Business owners and consumers understand the ebbs and flows of their local economy better than anyone else. The local economy is also a crucial part of understanding and appropriately adjusting property claims.
Someone might assume that the cost to replace a building is easily determined. You measure it out, you just apply some factor and BAM! you have your claim. It’s a lot more complicated and intricate than that. Here in Massachusetts, we know everything is expensive. But did you know that the cost to repair or rebuild a building in the city could be double – or in some cases triple – the cost of a similar one that is located two towns over? If you are living and working in this area, you might not think that’s too hard to understand, but when we deal with adjusters from across the country, this often becomes a sticking point where we have to educate them on factors that affect the estimate.
In our current economy, one of the biggest factors is the cost and availability of building materials. It’s no secret that since COVID shut the world down over a year ago, we’ve all had the opportunity to look closer at our homes and see things we’d like to improve or replace. If you’re like the throngs of other people in Massachusetts, you’ll also know that the price of materials has increased almost 200%! Thanks to limited supply (factories being closed) and increased demand, prices are skyrocketing.

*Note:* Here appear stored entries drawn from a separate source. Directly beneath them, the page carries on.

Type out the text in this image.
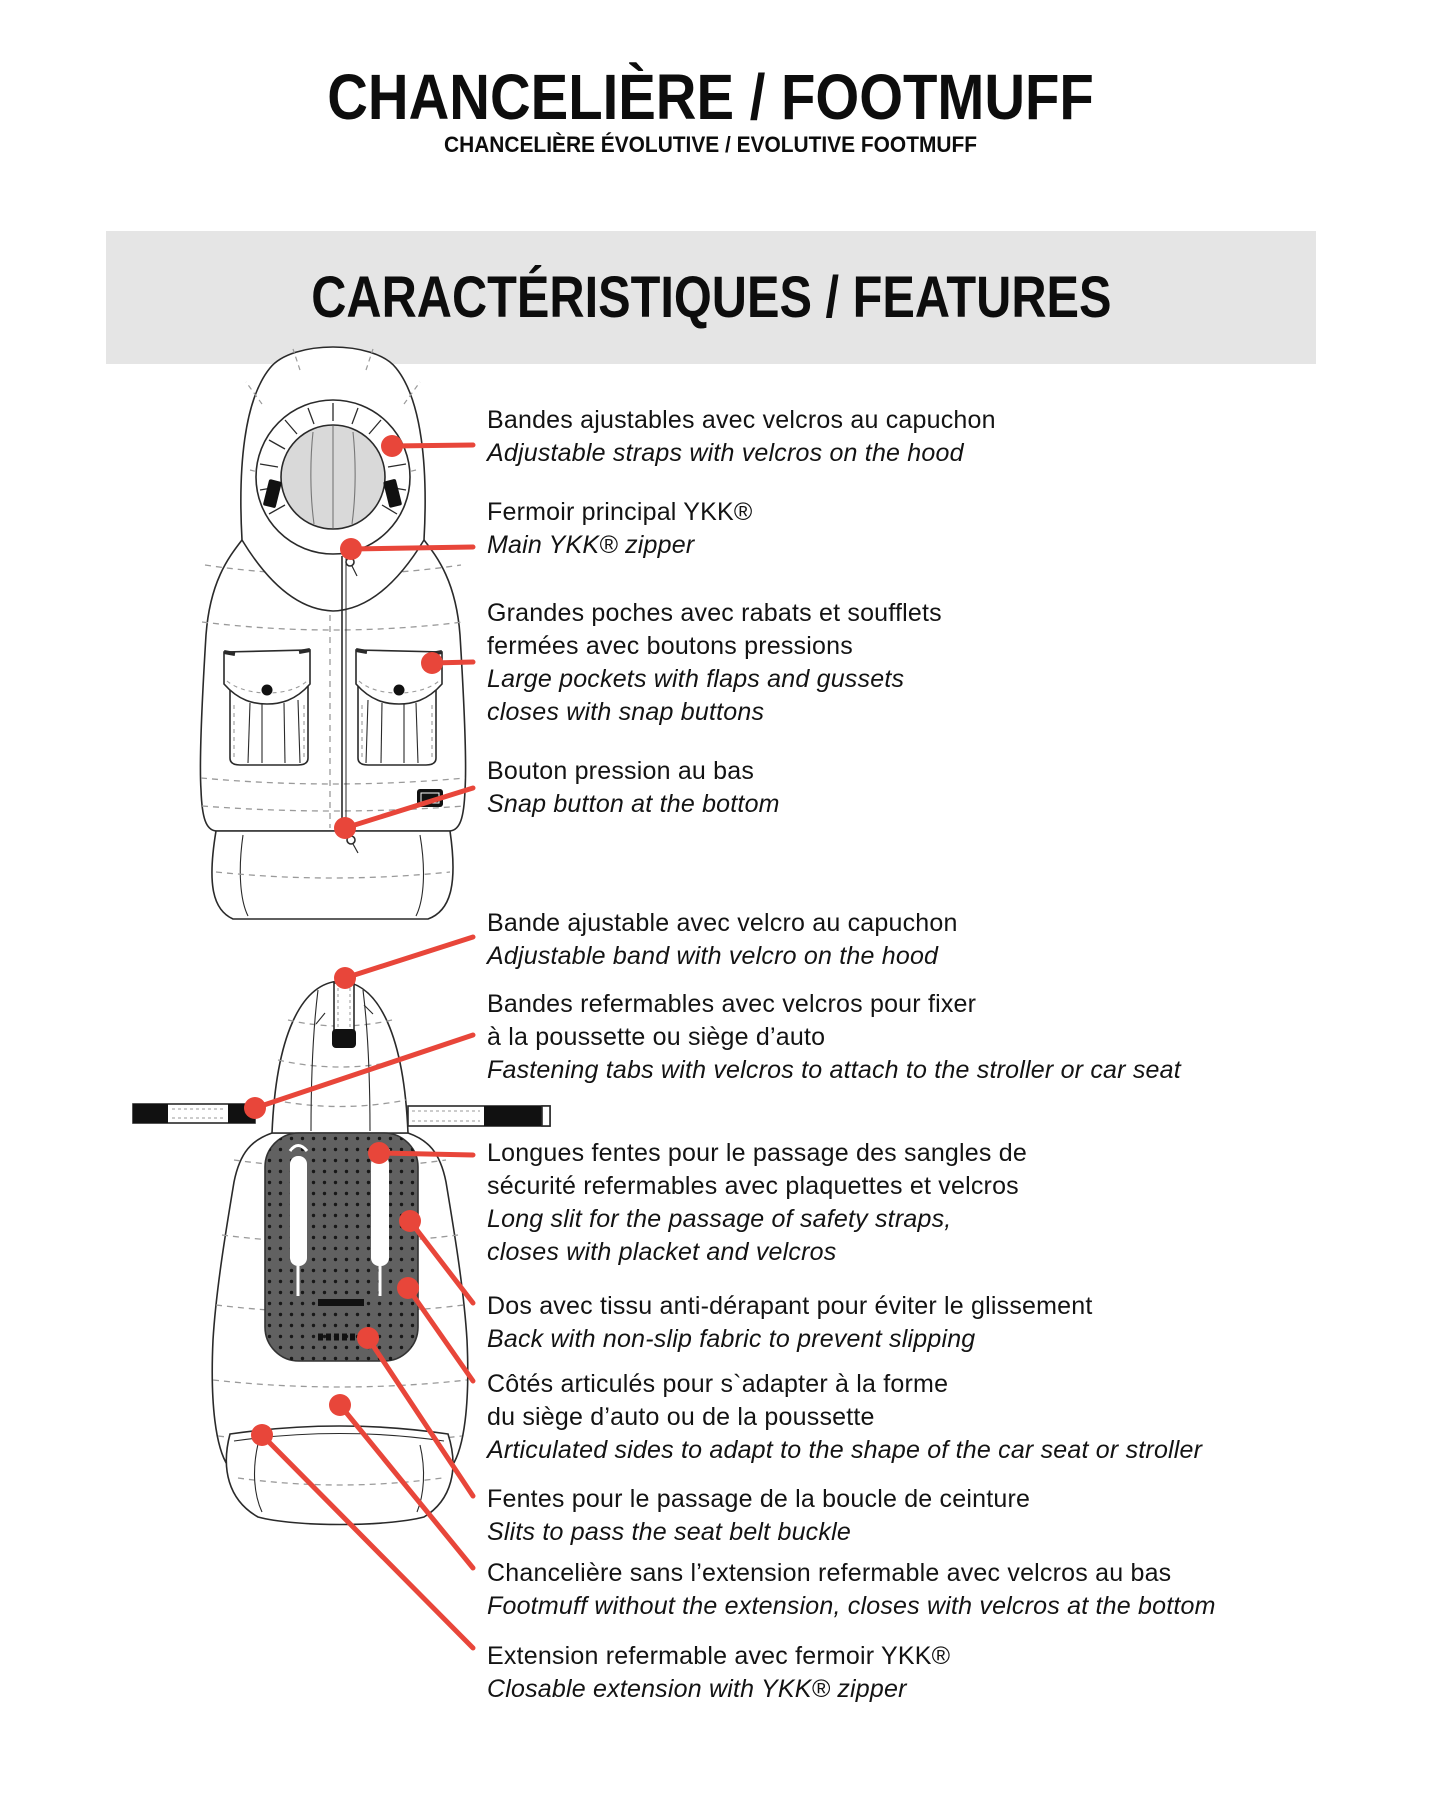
CHANCELIÈRE / FOOTMUFF
CHANCELIÈRE ÉVOLUTIVE / EVOLUTIVE FOOTMUFF
CARACTÉRISTIQUES / FEATURES
Bandes ajustables avec velcros au capuchon
Adjustable straps with velcros on the hood
Fermoir principal YKK®
Main YKK® zipper
Grandes poches avec rabats et soufflets
fermées avec boutons pressions
Large pockets with flaps and gussets
closes with snap buttons
Bouton pression au bas
Snap button at the bottom
Bande ajustable avec velcro au capuchon
Adjustable band with velcro on the hood
Bandes refermables avec velcros pour fixer
à la poussette ou siège d’auto
Fastening tabs with velcros to attach to the stroller or car seat
Longues fentes pour le passage des sangles de
sécurité refermables avec plaquettes et velcros
Long slit for the passage of safety straps,
closes with placket and velcros
Dos avec tissu anti-dérapant pour éviter le glissement
Back with non-slip fabric to prevent slipping
Côtés articulés pour s`adapter à la forme
du siège d’auto ou de la poussette
Articulated sides to adapt to the shape of the car seat or stroller
Fentes pour le passage de la boucle de ceinture
Slits to pass the seat belt buckle
Chancelière sans l’extension refermable avec velcros au bas
Footmuff without the extension, closes with velcros at the bottom
Extension refermable avec fermoir YKK®
Closable extension with YKK® zipper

Another factor is the waiting period to receive special order products or appliances. In some cases, it’s 2 to 6 months for custom orders. For those of us who have time on our hands, waiting is not a big deal. But in the property claims world, these delays and costs are hugely disruptive and have a domino effect on other portions of the claim. Imagine if your furnace is going to take 6 months to arrive. That delays the whole project and increases the time you’re living in a temporary home. Now if you have a time limit on your loss of use, say 12 months, you may find yourself over the limit for your loss of use and could be stuck paying for those additional months out of your own pocket.
To further illustrate other economic factors hindering this process, let’s take for example a home that had a fire in April 2020. Our team put on our masks and got to work putting together detailed lists and estimates shortly after the fire. We pulled everything together and submitted our claims to the carrier, adjusting the claim within the first 2 months. However, when the homeowners went to interview contractors two to three months after the fire, it was nearly impossible to find one who was available to do the work. And when they did find contractors, the quotes they were receiving to rebuild were tens of thousands of dollars more than what we had originally estimated. Our building adjusters had to go back to the drawing board and understand what was affecting the prices so significantly. As we touched upon already, the material costs and availability were part of it, but so was the labor pool and the length of projects.
You might question the labor pool. I know you’re screaming “unemployment is at an all-time high! There are tons of people available to work!” This is very true, but we have to look at the skilled labor pool. Contractors have a highly developed skill set, and when you dig deeper into the trades, there are even more specialized skill sets (tile, plumbing, electrical, HVAC, etc.). It takes contractors and tradespeople years to learn their trade, and in states like Massachusetts, they also need special licensing and insurance. These are all barriers for people wanting to get into these fields.
Finally, let’s explore the length of time of projects. Contractors were hesitant to tie up their already limited labor resources on projects that could take 8 to 12 months. They also had to make sure their subcontractors could fit into the overall timeline. The longer the project is, the harder it is to make sure everything runs on time. It makes sense then that contractors would favor small quicker jobs that they could complete, and move on to the next job. Add the fact that during COVID it was impossible to get town inspectors to projects and it was the perfect storm for contractors shying away from big projects.
At SMW we have had to learn, understand and then teach the carriers and adjusters about these factors that were impacting the valuation of the building claims. Carriers are often slow to adjust and need evidence and explanation for them to adapt to the changes. It’s also important that you fully understand the local, state and sometimes global economy and how all of those are going to affect the overall claims.